1.2 Concepts of MCAR, MAR and MNAR

Before we review a number of simple fixes for the missing data in Section 1.3 let us take a short look at the terms MCAR, MAR and MNAR. A more detailed definition of these concepts will be given later in Section 2.2.3. Rubin (1976) classified missing data problems into three categories. In his theory every data point has some likelihood of being missing. The process that governs these probabilities is called the missing data mechanism or response mechanism. The model for the process is called the missing data model or response model.

If the probability of being missing is the same for all cases, then the data are said to be missing completely at random (MCAR). This effectively implies that causes of the missing data are unrelated to the data. We may consequently ignore many of the complexities that arise because data are missing, apart from the obvious loss of information. An example of MCAR is a weighing scale that ran out of batteries. Some of the data will be missing simply because of bad luck. Another example is when we take a random sample of a population, where each member has the same chance of being included in the sample. The (unobserved) data of members in the population that were not included in the sample are MCAR. While convenient, MCAR is often unrealistic for the data at hand.

If the probability of being missing is the same only within groups defined by the observed data, then the data are missing at random (MAR). MAR is a much broader class than MCAR. For example, when placed on a soft surface, a weighing scale may produce more missing values than when placed on a hard surface. Such data are thus not MCAR. If, however, we know surface type and if we can assume MCAR within the type of surface, then the data are MAR. Another example of MAR is when we take a sample from a population, where the probability to be included depends on some known property. MAR is more general and more realistic than MCAR. Modern missing data methods generally start from the MAR assumption.

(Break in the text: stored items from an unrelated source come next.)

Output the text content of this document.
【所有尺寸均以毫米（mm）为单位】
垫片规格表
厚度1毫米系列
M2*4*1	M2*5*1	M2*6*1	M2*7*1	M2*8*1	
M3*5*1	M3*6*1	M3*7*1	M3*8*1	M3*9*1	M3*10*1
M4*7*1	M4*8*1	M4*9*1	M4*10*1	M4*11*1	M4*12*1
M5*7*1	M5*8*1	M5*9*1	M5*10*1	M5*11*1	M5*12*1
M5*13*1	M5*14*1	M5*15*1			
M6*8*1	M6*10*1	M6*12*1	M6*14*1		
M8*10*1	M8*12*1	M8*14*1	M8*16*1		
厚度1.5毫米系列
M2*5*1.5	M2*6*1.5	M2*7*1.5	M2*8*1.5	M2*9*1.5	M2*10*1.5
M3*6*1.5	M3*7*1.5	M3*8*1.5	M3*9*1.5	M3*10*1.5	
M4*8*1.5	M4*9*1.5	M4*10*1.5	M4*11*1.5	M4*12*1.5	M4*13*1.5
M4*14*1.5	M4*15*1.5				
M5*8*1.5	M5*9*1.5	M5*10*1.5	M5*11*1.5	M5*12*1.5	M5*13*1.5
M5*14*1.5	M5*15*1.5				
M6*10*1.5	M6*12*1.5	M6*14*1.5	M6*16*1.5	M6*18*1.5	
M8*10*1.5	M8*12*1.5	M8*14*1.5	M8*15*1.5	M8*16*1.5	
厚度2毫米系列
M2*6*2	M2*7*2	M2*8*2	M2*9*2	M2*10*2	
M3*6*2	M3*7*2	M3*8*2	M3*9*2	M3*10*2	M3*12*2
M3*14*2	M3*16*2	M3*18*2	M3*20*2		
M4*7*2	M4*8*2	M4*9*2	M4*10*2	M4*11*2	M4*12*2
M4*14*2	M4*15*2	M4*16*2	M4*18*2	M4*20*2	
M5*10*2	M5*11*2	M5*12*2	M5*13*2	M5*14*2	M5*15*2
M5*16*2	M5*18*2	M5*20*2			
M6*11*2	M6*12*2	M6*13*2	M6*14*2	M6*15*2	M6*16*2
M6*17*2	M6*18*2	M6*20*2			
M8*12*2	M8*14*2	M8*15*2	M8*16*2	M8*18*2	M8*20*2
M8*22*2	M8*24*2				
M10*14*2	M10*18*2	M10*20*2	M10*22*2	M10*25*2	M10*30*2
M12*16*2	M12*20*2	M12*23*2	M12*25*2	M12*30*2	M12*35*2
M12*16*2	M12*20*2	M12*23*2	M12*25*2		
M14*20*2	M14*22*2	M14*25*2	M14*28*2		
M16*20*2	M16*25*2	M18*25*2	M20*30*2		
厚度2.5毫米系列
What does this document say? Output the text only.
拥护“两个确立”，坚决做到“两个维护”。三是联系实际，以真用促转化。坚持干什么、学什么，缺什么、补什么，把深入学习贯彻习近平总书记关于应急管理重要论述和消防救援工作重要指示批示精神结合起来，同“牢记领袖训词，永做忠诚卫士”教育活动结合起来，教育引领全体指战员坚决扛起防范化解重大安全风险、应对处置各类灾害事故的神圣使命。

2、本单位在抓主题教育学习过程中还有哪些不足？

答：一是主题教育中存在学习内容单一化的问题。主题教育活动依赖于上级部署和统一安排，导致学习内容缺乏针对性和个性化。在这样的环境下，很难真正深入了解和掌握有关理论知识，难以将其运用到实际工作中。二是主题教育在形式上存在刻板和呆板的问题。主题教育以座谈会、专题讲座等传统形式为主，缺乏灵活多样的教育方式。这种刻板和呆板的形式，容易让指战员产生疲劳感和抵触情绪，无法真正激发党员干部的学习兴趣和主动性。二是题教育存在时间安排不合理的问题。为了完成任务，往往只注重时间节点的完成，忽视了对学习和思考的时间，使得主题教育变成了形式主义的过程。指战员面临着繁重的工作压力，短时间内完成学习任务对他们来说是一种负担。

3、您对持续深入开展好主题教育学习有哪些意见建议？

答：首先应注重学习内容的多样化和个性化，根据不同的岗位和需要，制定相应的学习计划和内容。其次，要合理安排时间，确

If neither MCAR nor MAR holds, then we speak of missing not at random (MNAR). In the literature one can also find the term NMAR (not missing at random) for the same concept. MNAR means that the probability of being missing varies for reasons that are unknown to us. For example, the weighing scale mechanism may wear out over time, producing more missing data as time progresses, but we may fail to note this. If the heavier objects are measured later in time, then we obtain a distribution of the measurements that will be distorted. MNAR includes the possibility that the scale produces more missing values for the heavier objects (as above), a situation that might be difficult to recognize and handle. An example of MNAR in public opinion research occurs if those with weaker opinions respond less often. MNAR is the most complex case. Strategies to handle MNAR are to find more data about the causes for the missingness, or to perform what-if analyses to see how sensitive the results are under various scenarios.

Rubin’s distinction is important for understanding why some methods will work, and others not. His theory lays down the conditions under which a missing data method can provide valid statistical inferences. Most simple fixes only work under the restrictive and often unrealistic MCAR assumption. If MCAR is implausible, such methods can provide biased estimates.